Falco chuckled, a dry growl. “Yeah.” He pushed to his feet. “When were you here?”

Sadie glanced at the woman in the tub. “Around one in the afternoon on Wednesday.”

“Caldwell said she was at work last night until closing, which means this,” Falco surmised, “happened in the past twenty or so hours.”

Sadie shifted her gaze from the bathtub and the body in the water. “I’d say in the past four or five hours. No way she’s been in that water overnight or even all day. You know the shit that happens when a body has been in water that long.”

Falco nodded. “Let’s have a look around. Tell me anything that looks different than when you were here on Wednesday afternoon.”

They moved through the second floor one room at a time. In the bedroom turned office, it was clear what the killer had taken.

“The computer is missing.” Sadie walked over to the desk. “It was here.

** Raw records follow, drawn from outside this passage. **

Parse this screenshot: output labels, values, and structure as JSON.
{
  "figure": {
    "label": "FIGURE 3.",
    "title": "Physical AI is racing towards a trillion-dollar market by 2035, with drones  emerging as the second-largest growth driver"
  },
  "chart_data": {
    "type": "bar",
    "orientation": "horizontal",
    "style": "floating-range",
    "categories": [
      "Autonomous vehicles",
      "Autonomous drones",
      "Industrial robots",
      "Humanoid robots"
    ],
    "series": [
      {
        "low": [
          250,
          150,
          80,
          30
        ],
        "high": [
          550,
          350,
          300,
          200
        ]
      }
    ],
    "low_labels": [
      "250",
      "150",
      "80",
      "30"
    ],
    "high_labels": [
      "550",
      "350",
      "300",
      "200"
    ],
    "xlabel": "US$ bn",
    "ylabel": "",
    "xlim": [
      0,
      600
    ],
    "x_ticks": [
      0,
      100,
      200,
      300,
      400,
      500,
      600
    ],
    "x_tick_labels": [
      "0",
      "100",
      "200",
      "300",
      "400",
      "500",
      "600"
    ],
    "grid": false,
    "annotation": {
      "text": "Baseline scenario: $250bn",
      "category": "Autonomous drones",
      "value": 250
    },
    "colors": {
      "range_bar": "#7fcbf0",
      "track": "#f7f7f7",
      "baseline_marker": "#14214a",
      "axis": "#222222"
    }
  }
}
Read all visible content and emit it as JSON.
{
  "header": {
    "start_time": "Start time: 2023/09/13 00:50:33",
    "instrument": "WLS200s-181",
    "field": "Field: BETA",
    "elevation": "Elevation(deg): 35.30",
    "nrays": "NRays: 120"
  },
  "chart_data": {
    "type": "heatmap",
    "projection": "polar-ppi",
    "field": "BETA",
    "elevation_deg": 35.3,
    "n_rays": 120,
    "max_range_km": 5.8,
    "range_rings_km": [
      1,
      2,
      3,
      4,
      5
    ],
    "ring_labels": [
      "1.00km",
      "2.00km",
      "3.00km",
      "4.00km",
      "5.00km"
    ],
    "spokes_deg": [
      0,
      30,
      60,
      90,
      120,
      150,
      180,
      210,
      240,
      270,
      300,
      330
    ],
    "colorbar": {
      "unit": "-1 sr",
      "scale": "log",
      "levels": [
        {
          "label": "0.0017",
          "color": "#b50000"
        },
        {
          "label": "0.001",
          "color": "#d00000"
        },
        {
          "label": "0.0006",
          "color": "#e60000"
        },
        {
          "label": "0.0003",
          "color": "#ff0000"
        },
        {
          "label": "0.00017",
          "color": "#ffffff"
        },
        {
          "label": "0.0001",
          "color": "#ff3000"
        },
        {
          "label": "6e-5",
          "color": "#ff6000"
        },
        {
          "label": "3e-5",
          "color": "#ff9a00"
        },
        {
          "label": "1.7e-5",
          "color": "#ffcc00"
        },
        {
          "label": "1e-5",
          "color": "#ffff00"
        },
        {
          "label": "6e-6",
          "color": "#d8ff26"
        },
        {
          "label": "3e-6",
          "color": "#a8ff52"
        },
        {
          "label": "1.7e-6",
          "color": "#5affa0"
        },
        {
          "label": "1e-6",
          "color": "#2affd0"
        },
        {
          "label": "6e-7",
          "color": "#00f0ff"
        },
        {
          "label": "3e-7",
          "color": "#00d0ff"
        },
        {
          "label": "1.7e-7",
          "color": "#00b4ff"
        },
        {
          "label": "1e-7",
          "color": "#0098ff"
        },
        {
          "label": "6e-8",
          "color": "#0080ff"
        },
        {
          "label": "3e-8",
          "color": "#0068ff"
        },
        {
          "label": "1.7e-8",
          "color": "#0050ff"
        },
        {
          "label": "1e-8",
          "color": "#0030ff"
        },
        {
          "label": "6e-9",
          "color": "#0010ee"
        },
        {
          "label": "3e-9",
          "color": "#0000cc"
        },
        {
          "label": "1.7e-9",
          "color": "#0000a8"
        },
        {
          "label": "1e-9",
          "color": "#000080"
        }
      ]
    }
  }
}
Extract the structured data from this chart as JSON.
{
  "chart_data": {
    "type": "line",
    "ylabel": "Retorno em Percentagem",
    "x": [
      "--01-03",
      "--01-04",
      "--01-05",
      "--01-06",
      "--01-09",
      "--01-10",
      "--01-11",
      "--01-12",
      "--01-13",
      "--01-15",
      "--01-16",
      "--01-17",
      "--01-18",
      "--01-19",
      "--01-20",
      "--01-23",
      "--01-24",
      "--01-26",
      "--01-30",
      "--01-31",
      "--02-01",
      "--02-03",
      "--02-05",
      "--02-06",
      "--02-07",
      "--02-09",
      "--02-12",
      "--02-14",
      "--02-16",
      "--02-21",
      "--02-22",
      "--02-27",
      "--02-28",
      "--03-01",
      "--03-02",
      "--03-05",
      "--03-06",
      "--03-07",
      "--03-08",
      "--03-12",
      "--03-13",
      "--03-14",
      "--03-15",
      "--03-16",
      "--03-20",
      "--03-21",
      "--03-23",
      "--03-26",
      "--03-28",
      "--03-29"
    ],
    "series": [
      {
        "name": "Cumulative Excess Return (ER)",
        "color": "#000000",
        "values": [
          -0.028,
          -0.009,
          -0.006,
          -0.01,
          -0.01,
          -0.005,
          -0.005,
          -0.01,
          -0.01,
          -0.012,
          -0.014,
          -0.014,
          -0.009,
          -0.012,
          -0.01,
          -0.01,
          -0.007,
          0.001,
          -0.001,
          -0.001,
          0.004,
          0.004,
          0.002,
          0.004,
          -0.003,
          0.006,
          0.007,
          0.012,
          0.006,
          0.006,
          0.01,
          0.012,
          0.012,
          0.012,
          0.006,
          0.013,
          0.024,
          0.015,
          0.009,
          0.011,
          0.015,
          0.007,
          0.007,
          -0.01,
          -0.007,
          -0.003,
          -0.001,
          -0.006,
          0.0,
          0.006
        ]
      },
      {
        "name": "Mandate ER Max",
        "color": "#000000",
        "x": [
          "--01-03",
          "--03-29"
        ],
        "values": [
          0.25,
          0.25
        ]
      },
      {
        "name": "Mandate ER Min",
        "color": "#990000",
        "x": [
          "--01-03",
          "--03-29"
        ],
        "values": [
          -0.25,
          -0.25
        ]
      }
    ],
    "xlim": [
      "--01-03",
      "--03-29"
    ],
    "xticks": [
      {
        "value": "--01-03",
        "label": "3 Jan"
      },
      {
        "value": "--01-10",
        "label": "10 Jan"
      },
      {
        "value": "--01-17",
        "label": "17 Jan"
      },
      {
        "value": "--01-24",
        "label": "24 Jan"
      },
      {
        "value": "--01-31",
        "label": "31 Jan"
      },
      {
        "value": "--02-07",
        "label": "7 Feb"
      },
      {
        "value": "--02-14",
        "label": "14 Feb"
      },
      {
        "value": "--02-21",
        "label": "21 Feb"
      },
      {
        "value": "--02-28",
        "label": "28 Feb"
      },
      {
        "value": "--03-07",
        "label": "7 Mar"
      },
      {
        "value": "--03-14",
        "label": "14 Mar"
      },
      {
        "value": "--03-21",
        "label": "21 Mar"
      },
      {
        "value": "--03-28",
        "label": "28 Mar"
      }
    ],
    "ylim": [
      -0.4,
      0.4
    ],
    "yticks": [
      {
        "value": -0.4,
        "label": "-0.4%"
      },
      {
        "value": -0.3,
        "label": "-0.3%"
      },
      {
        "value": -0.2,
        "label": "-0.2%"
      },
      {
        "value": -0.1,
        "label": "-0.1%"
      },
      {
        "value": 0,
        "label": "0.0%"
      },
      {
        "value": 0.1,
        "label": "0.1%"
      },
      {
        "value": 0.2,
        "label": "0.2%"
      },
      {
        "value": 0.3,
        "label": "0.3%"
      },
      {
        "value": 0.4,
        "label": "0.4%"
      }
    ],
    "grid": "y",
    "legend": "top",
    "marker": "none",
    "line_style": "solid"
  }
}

I pulled the info I gave you from it.”

Falco scrubbed a hand over his chin. “Good thing you were one step ahead of whoever ordered the hit.”

“Yeah.” Sounds and images from the hours she had spent between the sheets with McGill whispered through Sadie’s head. “I’m thinking now if anyone had spotted me coming or going on Wednesday, she would have been dead before today.”

“There would likely be signs of an interrogation as well,” he reminded her.

No signs of interrogation. Didn’t make Sadie feel a hell of a lot better.

“Don’t forget,” Falco added, “McGill made her own choices. You didn’t do this to her; she did it to herself.”

Maybe.

“I guess you have to call this in.” Sadie started backing toward the door. “I should go. See you later, Falco.”

Sadie was out of here. She had shit to do. Otherwise the damned voices were going to take over.

Cortez Residence

Eleventh Avenue South

Birmingham, 10:30 p.m.

She should have brought something stronger than coffee.

Sadie screwed the lid back on the thermos and tossed it into the passenger seat of Heck’s shitty yellow car.

She stared at the Cortez home. There were no outside lights. Just the moonlight sifting through the trees, spotlighting the house in an eerie glow. The windows were like boxes outlined in gold. The curtains blocking most of the interior lights caused a gold-colored edge to encircle each one.